Are you usually out of breath after sitting the trot? Do you catch yourself holding your breath over jumps? In her book The Dressage Seat, renowned classical riding expert Anja Beran says the importance of good breathing in good riding is often ignored. But in her own practice, she spends concentrated time nurturing proper breathing technique, and she encourages it in all her students, as well.
Time and again, I see riders’ faces change color as they ride. They take on a stone-face look because their breathing is flat and irregular. This can have various causes, such as fear or simply concentrating too hard.
Not breathing well puts your body under stress, making it difficult to sit relaxed and focused in the saddle and to react with flexibility. Deep and quiet breathing is very important during physical activity because the body needs oxygen for energy. The muscles need oxygen to be able to work optimally.
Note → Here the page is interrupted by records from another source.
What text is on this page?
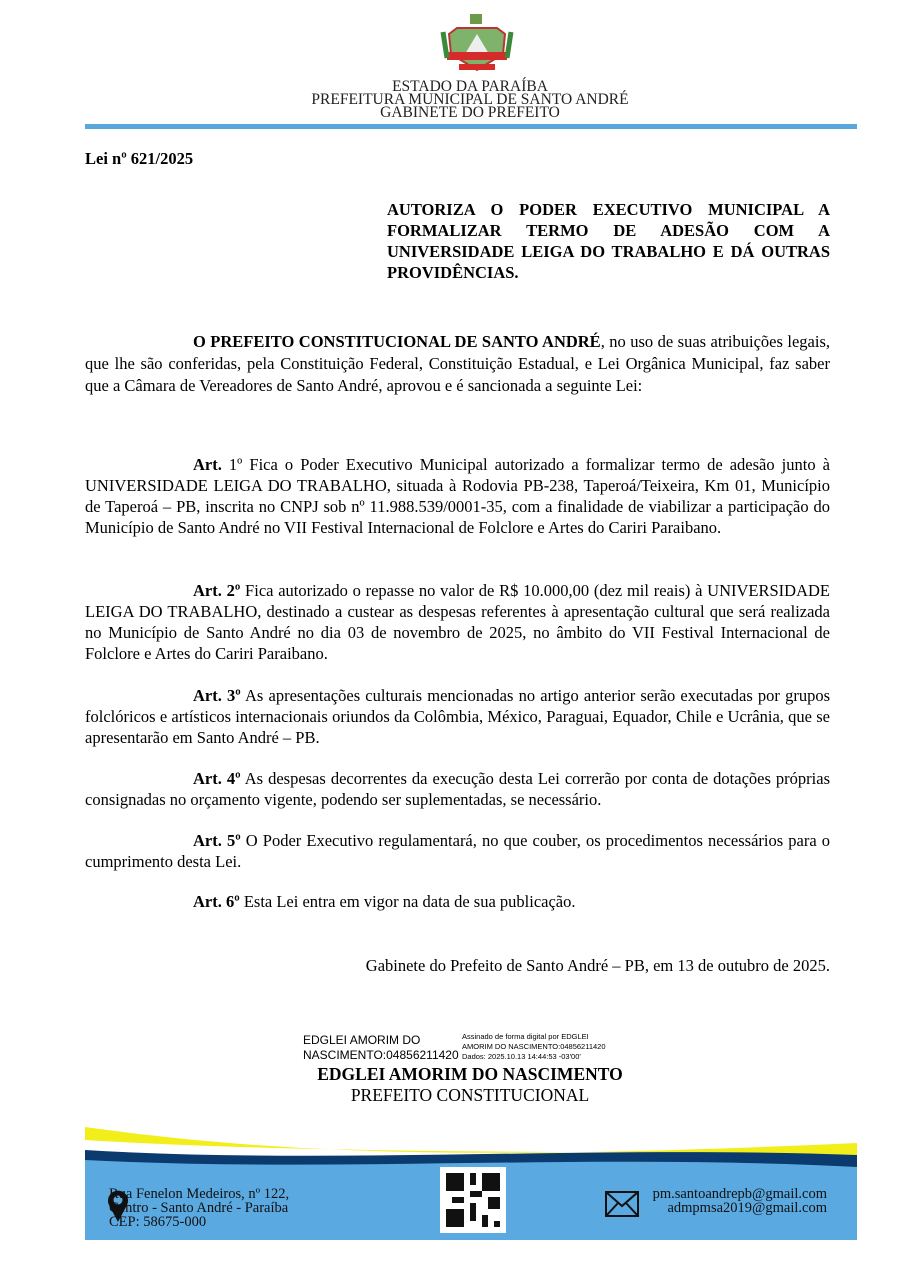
ESTADO DA PARAÍBA
PREFEITURA MUNICIPAL DE SANTO ANDRÉ
GABINETE DO PREFEITO
Lei nº 621/2025
AUTORIZA O PODER EXECUTIVO MUNICIPAL A FORMALIZAR TERMO DE ADESÃO COM A UNIVERSIDADE LEIGA DO TRABALHO E DÁ OUTRAS PROVIDÊNCIAS.
O PREFEITO CONSTITUCIONAL DE SANTO ANDRÉ, no uso de suas atribuições legais, que lhe são conferidas, pela Constituição Federal, Constituição Estadual, e Lei Orgânica Municipal, faz saber que a Câmara de Vereadores de Santo André, aprovou e é sancionada a seguinte Lei:
Art. 1º Fica o Poder Executivo Municipal autorizado a formalizar termo de adesão junto à UNIVERSIDADE LEIGA DO TRABALHO, situada à Rodovia PB-238, Taperoá/Teixeira, Km 01, Município de Taperoá – PB, inscrita no CNPJ sob nº 11.988.539/0001-35, com a finalidade de viabilizar a participação do Município de Santo André no VII Festival Internacional de Folclore e Artes do Cariri Paraibano.
Art. 2º Fica autorizado o repasse no valor de R$ 10.000,00 (dez mil reais) à UNIVERSIDADE LEIGA DO TRABALHO, destinado a custear as despesas referentes à apresentação cultural que será realizada no Município de Santo André no dia 03 de novembro de 2025, no âmbito do VII Festival Internacional de Folclore e Artes do Cariri Paraibano.
Art. 3º As apresentações culturais mencionadas no artigo anterior serão executadas por grupos folclóricos e artísticos internacionais oriundos da Colômbia, México, Paraguai, Equador, Chile e Ucrânia, que se apresentarão em Santo André – PB.
Art. 4º As despesas decorrentes da execução desta Lei correrão por conta de dotações próprias consignadas no orçamento vigente, podendo ser suplementadas, se necessário.
Art. 5º O Poder Executivo regulamentará, no que couber, os procedimentos necessários para o cumprimento desta Lei.
Art. 6º Esta Lei entra em vigor na data de sua publicação.
Gabinete do Prefeito de Santo André – PB, em 13 de outubro de 2025.
EDGLEI AMORIM DO
NASCIMENTO:04856211420
Assinado de forma digital por EDGLEI
AMORIM DO NASCIMENTO:04856211420
Dados: 2025.10.13 14:44:53 -03'00'
EDGLEI AMORIM DO NASCIMENTO
PREFEITO CONSTITUCIONAL
Rua Fenelon Medeiros, nº 122,
Centro - Santo André - Paraíba
CEP: 58675-000
pm.santoandrepb@gmail.com
admpmsa2019@gmail.com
Consequently, it is important that the instructor and the rider herself often check whether she is breathing freely. When there are consistent issues, it is generally beyond the role of the riding instructor to improve the problem—the student should be encouraged to work on her breathing on her own. It is important also to practice correct breathing out of the saddle. When I see that someone has difficulties breathing free and deep, I recommend they seek a breathing therapist, because a relaxed seat is never possible with restricted breathing.
Many riders tend to breathe fast and short with harder work, such as cantering. Breathing flat means the air is merely pushed in and out of the upper part of the respiratory tract without getting down to the lower respiratory tract and to the lungs, where the gas exchange takes place. Consequently, there is not enough supply of oxygen.
In our barn, we have a former opera singer who teaches us riders many exercises so we can breathe quietly and deeply all the time, even in stressful situations. I first learned about the importance of breathing through painstaking work with the classical singer Gerda Prochaska-Stolze. She is a classical singer and mezzo soprano from the conservatory in Vienna who was engaged for a long time at the Volks Opera of Vienna.
Breathing is something that should function without us thinking about it. It happens—like the tendency of humans to do everything with the hands—unconsciously. However, we need to be conscious of how we are breathing, because in a crisis, we frequently fail to breathe. When I noticed that some riders were dizzy after initial breathing exercises with Gerda Prochaska-Stolze, it was clear to me that we apparently don’t exhaust the possibilities of our breathing and that there is much to improve.
In my own case, I have found that good breathing technique improves my ability to talk loudly for hours, like I have to when giving riding lessons. It is easier on my voice, the sound is more pleasant for listeners, and I can maintain a louder volume without straining. The diaphragm works correctly with good breathing training. This elastic muscle pulls on the last ribs toward the upper abdomen when breathing in. This is an important training concept that is always integrated into deep breathing. Singers and actors can hold a note even with tremolo, and can fill a large hall with their voice without technical assistance when breathing from the diaphragm.
It is ideal for deep breathing to become automatic so that you do it all day long, as well as when you are riding. It can help you a lot on the horse, especially when you are on a very tense horse. It also helps to breathe deeply with regularity to signal to the horse that all is in order and there is no need to be upset. This calmness also translates to the seat.
Gerda Prochaska-Stolze says: “Singers and actors practice deep breathing for years. It provides the elixir of life—oxygen—to the body and the mind, and is important for circulation to the brain. Deep breathing relaxes you in stressful situations and gives you the chance to react appropriately. This can be extremely helpful on a horse and can be a major contribution to the safety of horse and rider. To learn deep breathing you need a trainer to work with you at least once a week. It isn’t learned in a short amount of time, but takes about half a year of instruction before you can finally practice it independently. Deep breathing opens a new way to release and relax when riding and can be varied from lesson to lesson. With well-trained breathing, your body and mind are fit and receptive.
“Also, when you are stressed from your day at the office as you come to the barn, you can relax yourself with breathing exercises. Even five minutes of controlled breathing outside, assuming the air isn’t too cold, can help diminish stress and worries. In this way, you can approach your horse free and relaxed, and nothing stands in the way of enjoying the ride together.”